The next morning, I woke to the crow of roosters and the clatter of pots from Linh’s kitchen. She’d left a bowl of pho on the communal table—noodles swimming in a fragrant broth, topped with fresh herbs. I ate slowly, savoring the warmth, feeling it anchor me after weeks of constant motion. Today, I decided, would be for wandering. I rented a bicycle from a shop down the street—a rickety thing with a wobbly seat, but it was cheap, and I was on a budget. I pedaled out of town, past the bustling markets and into the countryside, where emerald rice paddies stretched toward the horizon.

The air out here was different—cleaner, heavier with the scent of damp earth. I rode until my legs ached, passing farmers in conical hats tending their fields. One, an older man with a weathered face, waved me over. He spoke no English, but he gestured to a chipped cup filled with rice wine. I took a sip, the liquid burning its way down my throat, and we both laughed—me at the sting, him at my reaction. It was a small moment, but it felt big, a thread of connection woven across language and distance.

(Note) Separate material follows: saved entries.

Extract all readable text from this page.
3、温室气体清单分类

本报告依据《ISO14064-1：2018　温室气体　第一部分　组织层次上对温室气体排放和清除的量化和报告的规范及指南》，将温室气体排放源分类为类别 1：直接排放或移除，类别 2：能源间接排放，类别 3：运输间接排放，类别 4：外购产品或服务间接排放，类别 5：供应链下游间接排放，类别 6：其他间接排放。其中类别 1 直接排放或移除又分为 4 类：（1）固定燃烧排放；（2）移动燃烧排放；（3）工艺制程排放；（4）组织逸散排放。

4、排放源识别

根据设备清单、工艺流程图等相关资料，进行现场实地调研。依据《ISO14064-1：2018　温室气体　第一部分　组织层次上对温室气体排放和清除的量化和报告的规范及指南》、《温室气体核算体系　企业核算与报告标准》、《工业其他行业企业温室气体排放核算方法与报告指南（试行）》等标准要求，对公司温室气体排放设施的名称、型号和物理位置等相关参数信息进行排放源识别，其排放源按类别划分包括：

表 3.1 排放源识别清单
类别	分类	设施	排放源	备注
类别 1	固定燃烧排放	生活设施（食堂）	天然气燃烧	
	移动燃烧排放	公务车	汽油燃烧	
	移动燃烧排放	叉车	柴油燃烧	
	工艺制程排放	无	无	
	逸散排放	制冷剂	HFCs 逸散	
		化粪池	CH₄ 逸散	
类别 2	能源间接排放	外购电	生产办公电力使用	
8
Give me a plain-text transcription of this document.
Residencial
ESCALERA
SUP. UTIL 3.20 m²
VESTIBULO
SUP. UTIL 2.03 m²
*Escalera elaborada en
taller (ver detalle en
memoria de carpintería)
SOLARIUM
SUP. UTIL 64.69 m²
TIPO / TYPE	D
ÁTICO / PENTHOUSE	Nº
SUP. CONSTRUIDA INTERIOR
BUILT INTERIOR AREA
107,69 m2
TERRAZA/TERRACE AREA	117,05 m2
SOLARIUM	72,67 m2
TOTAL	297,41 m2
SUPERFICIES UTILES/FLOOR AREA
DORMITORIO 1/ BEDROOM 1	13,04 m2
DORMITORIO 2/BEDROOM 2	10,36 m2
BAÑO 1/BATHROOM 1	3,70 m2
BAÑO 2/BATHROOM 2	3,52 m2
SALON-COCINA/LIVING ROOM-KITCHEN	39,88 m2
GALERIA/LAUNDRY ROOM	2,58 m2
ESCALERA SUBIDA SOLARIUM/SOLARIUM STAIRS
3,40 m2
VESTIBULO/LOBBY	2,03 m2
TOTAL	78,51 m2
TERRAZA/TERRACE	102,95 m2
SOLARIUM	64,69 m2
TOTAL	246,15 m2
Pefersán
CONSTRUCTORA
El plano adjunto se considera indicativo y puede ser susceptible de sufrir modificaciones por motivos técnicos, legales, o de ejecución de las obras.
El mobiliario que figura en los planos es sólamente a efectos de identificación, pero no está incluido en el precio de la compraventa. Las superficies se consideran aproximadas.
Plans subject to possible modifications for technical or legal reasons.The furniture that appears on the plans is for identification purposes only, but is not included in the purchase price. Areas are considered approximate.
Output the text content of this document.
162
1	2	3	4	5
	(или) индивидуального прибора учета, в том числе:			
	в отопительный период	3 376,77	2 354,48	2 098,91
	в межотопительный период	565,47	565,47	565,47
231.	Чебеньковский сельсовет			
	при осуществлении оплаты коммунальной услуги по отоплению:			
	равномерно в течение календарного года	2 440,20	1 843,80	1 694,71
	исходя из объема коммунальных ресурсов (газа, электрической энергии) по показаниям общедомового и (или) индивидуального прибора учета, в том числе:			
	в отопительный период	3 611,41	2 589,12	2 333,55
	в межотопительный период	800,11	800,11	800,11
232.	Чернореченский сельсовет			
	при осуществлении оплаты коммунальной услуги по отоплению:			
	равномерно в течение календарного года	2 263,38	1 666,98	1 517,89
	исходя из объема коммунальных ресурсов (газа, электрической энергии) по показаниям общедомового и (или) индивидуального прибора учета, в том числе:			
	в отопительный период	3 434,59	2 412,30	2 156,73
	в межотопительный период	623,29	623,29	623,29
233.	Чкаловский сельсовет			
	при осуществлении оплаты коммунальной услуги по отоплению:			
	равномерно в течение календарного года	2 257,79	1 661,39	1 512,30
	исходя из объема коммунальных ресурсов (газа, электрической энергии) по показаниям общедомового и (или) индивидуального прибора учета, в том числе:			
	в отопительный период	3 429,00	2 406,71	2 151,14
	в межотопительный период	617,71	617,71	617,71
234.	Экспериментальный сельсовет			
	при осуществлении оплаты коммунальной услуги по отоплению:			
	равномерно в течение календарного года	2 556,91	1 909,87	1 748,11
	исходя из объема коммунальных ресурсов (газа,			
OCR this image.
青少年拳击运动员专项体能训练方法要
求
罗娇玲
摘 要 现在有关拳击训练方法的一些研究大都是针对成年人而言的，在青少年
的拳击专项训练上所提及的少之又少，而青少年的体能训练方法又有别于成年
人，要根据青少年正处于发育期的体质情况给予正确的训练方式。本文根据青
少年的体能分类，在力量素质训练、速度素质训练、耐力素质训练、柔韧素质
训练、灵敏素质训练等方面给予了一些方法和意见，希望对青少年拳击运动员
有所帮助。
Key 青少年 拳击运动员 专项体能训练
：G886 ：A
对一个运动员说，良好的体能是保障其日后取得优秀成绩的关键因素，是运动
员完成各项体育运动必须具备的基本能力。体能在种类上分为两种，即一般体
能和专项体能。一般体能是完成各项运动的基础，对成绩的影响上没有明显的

Back in town, I wandered into a tailoring shop, drawn by the rainbow of silk bolts lining the walls. Hoi An is famous for its tailors, and I’d heard you could get custom clothes made in a day. The seamstress, a woman with nimble fingers and a sharp eye, measured me for an ao dai—a traditional Vietnamese dress. As she pinned the fabric around me, I caught my reflection in the mirror. The silk was cool against my skin, the fit unfamiliar yet strangely right. For a moment, I imagined staying here, blending into the rhythm of this place. But the thought passed as quickly as it came—I was a traveler, not a settler.

Days in Hoi An slipped by like water through my fingers. I spent mornings exploring the markets, haggling over woven baskets and tiny ceramic cups I didn’t need but couldn’t resist. I visited the Japanese Covered Bridge, its weathered wood whispering stories of centuries past, and sat in temples where incense hung thick in the air, the chants of monks a steady pulse. But it was the nights that truly captured me. Each evening, as the sun sank below the horizon, the town transformed. Lanterns cast a golden glow over the cobblestones, and the river became a sea of light. I’d find a spot by the water, my journal open in my lap, and write—about the farmer’s rice wine, the silk against my skin, the quiet ache of being alone in a crowd. Can solitude feel this full? I scribbled, the question lingering like the aftertaste of pho.

On my final evening, Linh invited me to a lantern-making class in the guesthouse courtyard. A handful of other travelers joined us, and we sat around a table littered with bamboo sticks and delicate paper. My hands were clumsy, the frame bending under my grip, but slowly, a lantern took shape. When I lit it, the glow was soft but steady—an imperfect beauty. I carried it to the river, the night wrapping around me like a shawl. Standing on a wooden bridge, I released it, watching it float away. Hoi An had been more than a stop on my journey—it had been a mirror, showing me a version of myself I hadn’t seen before: someone brave enough to wander alone, open enough to let a place like this sink into her bones.

As I packed my bag the next morning, I felt a pang of something—gratitude, maybe, or the bittersweet pull of leaving a place that had marked me. Hoi An hadn’t given me answers, but it had given me moments: the farmer’s laugh, the seamstress’s steady hands, the river’s endless glow. It was a reminder that travel isn’t just about seeing—it’s about feeling, about carrying a place with you long after you’ve gone.